Avevo da poco compiuto 4 anni quando una scossa improvvisa sul far della sera ha letteralmente distrutto gran parte del Friuli, la mia amata regione.
Per decenni ho più volte sentito le persone dire pensa al trauma di quei poveri bambini! di fronte a ogni tipo di calamità naturale e, in cuor mio, mi sono sempre detta beh! non è poi così traumatico come possiamo pensare in età adulta. Una frase che potrà sembrare blasfema e che giustifico con il fatto di non aver perso nessuna persona cara in quella tragica notte che mi ha visto lasciare per sempre il nuovissimo appartamento in cui la mia famiglia si era trasferita da pochi mesi. Un appartamento al decimo piano, il più alto nella Pordenone di allora.
Se mi chiedete qual è il racconto che ho sentito ripetere più spesso da mia madre nel corso dell’infanzia, inizio a ripetervi per filo e per segno ogni singolo istante di quei tragici minuti. Perchè per anni lei non ha fatto altro che ricordare quella notte. Davanti ad amici di altre regioni o insieme a chi, come lei, aveva visto la morte in faccia. Spesso bisbigliando i particolari sottovoce, ignara di accendere in questo modo ancor più la curiosità delle giovani menti solo apparentemente intente in giochi spensierati accanto a lei.

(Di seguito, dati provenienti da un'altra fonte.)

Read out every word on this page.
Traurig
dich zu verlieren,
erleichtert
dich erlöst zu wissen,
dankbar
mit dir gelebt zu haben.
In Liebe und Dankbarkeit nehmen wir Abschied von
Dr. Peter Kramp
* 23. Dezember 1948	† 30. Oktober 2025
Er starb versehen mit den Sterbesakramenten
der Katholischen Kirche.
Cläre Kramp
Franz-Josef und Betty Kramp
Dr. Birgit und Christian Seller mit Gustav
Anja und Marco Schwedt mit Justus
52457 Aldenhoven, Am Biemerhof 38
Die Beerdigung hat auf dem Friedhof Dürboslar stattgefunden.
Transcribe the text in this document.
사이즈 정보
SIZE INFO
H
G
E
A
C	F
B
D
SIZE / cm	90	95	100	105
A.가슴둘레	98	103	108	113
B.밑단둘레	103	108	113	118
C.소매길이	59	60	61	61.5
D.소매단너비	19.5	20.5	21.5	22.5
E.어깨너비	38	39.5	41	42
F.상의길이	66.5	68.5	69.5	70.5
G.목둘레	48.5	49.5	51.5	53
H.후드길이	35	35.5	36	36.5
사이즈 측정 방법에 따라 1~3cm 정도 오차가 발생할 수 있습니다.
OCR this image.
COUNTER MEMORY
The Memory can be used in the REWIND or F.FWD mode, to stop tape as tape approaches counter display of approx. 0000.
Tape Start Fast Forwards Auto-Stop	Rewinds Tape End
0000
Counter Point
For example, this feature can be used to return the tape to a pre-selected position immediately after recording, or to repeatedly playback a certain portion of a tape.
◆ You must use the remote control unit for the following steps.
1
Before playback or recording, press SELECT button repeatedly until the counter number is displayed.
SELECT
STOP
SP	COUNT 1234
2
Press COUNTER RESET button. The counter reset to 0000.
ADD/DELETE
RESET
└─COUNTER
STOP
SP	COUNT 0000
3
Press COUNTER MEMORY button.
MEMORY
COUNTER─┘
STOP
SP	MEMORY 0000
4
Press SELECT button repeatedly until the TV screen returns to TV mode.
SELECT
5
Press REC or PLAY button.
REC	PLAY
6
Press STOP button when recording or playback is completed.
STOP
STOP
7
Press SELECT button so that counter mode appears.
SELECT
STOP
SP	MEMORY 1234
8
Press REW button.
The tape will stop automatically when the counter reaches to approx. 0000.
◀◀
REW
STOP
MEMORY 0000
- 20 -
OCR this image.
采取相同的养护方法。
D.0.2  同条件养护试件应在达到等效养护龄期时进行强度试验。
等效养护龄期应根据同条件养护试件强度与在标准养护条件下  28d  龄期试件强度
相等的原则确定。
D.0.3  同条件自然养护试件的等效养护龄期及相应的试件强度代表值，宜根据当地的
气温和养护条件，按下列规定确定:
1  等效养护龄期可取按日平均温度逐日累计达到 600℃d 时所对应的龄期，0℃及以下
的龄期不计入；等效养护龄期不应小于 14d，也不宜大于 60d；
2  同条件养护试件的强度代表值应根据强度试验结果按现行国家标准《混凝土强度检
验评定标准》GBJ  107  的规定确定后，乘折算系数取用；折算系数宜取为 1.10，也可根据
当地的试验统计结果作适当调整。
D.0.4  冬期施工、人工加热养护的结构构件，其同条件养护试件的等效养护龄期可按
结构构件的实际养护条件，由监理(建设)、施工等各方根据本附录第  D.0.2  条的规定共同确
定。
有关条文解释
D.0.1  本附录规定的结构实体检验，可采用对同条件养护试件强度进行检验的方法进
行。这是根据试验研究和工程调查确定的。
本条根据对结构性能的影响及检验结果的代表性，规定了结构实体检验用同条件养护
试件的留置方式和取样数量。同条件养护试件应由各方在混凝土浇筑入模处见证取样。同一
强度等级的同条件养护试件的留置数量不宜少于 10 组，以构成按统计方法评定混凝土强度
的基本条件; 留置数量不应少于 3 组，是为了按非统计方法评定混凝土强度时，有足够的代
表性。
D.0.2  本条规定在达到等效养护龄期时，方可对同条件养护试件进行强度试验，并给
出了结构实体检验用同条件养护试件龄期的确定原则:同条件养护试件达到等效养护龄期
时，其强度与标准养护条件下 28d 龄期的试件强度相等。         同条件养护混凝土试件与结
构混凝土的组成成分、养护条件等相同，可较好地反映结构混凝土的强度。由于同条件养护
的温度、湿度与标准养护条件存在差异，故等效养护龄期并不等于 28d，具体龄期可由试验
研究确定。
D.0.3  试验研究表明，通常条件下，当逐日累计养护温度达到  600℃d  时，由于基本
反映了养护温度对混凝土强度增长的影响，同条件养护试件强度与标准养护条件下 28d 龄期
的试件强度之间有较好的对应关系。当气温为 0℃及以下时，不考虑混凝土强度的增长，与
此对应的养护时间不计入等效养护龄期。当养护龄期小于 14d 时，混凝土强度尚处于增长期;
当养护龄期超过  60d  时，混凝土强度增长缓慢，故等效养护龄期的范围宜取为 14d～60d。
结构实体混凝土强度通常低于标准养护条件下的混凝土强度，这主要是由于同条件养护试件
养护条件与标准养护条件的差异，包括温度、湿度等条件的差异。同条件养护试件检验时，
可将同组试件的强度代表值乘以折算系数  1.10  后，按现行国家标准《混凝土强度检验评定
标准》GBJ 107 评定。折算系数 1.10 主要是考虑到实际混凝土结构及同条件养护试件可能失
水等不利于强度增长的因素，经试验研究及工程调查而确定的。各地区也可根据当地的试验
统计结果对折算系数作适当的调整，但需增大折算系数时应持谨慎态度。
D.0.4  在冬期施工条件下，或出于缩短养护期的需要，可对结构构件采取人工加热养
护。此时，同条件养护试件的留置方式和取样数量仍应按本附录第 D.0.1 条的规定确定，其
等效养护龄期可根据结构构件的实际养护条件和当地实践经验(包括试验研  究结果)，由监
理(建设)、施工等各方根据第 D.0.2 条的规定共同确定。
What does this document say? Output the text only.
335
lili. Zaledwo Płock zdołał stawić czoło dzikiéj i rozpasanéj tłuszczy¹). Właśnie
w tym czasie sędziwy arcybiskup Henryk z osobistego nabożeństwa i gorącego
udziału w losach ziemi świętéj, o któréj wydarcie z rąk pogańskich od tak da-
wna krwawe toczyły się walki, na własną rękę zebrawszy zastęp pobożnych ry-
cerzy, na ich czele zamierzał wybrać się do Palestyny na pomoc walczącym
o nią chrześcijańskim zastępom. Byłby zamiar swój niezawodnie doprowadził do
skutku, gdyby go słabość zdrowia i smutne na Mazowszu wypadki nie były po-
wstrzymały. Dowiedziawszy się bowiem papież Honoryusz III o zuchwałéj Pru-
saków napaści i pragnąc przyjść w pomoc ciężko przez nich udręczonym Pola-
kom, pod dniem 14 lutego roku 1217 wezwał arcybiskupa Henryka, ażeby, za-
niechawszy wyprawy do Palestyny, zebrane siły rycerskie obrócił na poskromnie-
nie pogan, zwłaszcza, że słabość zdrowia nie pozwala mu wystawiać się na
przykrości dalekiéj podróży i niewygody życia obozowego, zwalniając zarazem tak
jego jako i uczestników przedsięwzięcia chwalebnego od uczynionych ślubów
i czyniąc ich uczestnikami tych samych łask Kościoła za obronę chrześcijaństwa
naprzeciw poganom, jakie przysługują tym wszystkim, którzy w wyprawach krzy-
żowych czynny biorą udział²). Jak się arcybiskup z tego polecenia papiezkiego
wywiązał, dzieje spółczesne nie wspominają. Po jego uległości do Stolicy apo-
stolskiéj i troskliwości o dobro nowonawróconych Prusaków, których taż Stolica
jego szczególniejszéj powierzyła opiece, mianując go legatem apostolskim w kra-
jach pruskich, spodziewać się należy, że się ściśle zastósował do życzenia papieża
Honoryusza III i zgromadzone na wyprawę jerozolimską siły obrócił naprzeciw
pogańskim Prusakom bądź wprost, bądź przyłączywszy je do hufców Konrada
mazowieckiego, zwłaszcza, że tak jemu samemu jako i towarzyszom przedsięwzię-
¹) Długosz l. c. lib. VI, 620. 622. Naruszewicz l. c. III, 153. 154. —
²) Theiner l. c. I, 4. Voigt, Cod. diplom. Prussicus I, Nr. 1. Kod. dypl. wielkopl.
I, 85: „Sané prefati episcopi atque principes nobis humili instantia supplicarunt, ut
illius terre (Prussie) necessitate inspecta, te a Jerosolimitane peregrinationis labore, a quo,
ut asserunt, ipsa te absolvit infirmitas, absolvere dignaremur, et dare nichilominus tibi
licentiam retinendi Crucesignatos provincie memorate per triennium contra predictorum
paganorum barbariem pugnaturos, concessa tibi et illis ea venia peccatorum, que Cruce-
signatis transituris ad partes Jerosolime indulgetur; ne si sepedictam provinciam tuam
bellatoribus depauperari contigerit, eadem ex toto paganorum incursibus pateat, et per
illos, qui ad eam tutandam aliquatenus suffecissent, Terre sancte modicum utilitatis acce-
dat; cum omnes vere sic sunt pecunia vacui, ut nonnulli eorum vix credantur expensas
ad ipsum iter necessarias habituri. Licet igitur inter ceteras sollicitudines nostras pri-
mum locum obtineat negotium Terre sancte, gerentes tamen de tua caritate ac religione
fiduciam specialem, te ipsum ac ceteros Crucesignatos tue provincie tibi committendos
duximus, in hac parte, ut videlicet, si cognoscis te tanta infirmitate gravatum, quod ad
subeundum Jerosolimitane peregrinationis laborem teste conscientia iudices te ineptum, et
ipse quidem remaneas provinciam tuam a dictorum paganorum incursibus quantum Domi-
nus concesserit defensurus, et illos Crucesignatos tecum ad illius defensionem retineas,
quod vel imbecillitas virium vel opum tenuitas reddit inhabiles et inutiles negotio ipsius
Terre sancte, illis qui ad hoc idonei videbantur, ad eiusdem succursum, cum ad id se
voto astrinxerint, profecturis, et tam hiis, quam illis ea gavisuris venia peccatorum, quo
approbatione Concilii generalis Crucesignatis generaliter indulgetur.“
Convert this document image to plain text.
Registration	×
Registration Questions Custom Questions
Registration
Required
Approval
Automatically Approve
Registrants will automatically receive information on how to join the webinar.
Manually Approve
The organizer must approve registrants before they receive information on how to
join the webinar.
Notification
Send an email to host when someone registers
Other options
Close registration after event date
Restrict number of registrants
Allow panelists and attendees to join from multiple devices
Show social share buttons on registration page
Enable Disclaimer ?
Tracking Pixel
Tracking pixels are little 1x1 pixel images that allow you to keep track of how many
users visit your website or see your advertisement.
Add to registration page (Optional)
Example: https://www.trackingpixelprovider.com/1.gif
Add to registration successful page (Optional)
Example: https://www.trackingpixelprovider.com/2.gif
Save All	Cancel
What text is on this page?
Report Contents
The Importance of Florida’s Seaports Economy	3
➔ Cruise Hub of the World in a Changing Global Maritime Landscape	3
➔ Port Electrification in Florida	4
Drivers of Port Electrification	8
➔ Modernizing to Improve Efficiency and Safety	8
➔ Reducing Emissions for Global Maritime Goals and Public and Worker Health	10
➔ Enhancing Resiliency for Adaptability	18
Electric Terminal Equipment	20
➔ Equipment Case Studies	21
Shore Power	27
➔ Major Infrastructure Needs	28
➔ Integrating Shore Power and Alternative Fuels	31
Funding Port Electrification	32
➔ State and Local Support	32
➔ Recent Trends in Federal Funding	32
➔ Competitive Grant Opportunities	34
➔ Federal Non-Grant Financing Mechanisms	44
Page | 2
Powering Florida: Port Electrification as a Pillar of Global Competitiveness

Per anni mi sono chiesta se il terremoto me lo ricordavo davvero o se era solo una ricostruzione mentale basata sui racconti sentiti ripetere migliaia di volte dalle persone a me più care.
Per anni ho pensato, comunque, che quella notte nefasta non avesse lasciato grossi traumi in me.

L’ho pensato fino a nove giorni fa, quando nel cuore della notte ho sentito il letto sussultare e non ho avuto dubbi … E’ IL TERREMOTO!
Sono saltata giù dal letto, gridando a Coccinello Pazzerrello prendi Samir mentre correvo verso l’ingresso. Strano, no? Una mamma pensa sempre a mettere in salvo il suo bambino, magari trasformando il proprio corpo in scudo mentre tutto il palazzo gli crolla in testa. Io invece ho pensato subito ad aprire la porta e il portoncino d’ingresso, prima che saltasse l’elettricità.
L’elettricità? vi starete chiedendo.
Si, l’elettricità! Perchè il nostro portoncino d’ingresso si apre solo elettricamente e mentre con gli occhi seguivo terrorizzata Coccinello entrare in camera di Samir, il mio dito schiacciava il pulsantino che poteva garantirci la via di fuga.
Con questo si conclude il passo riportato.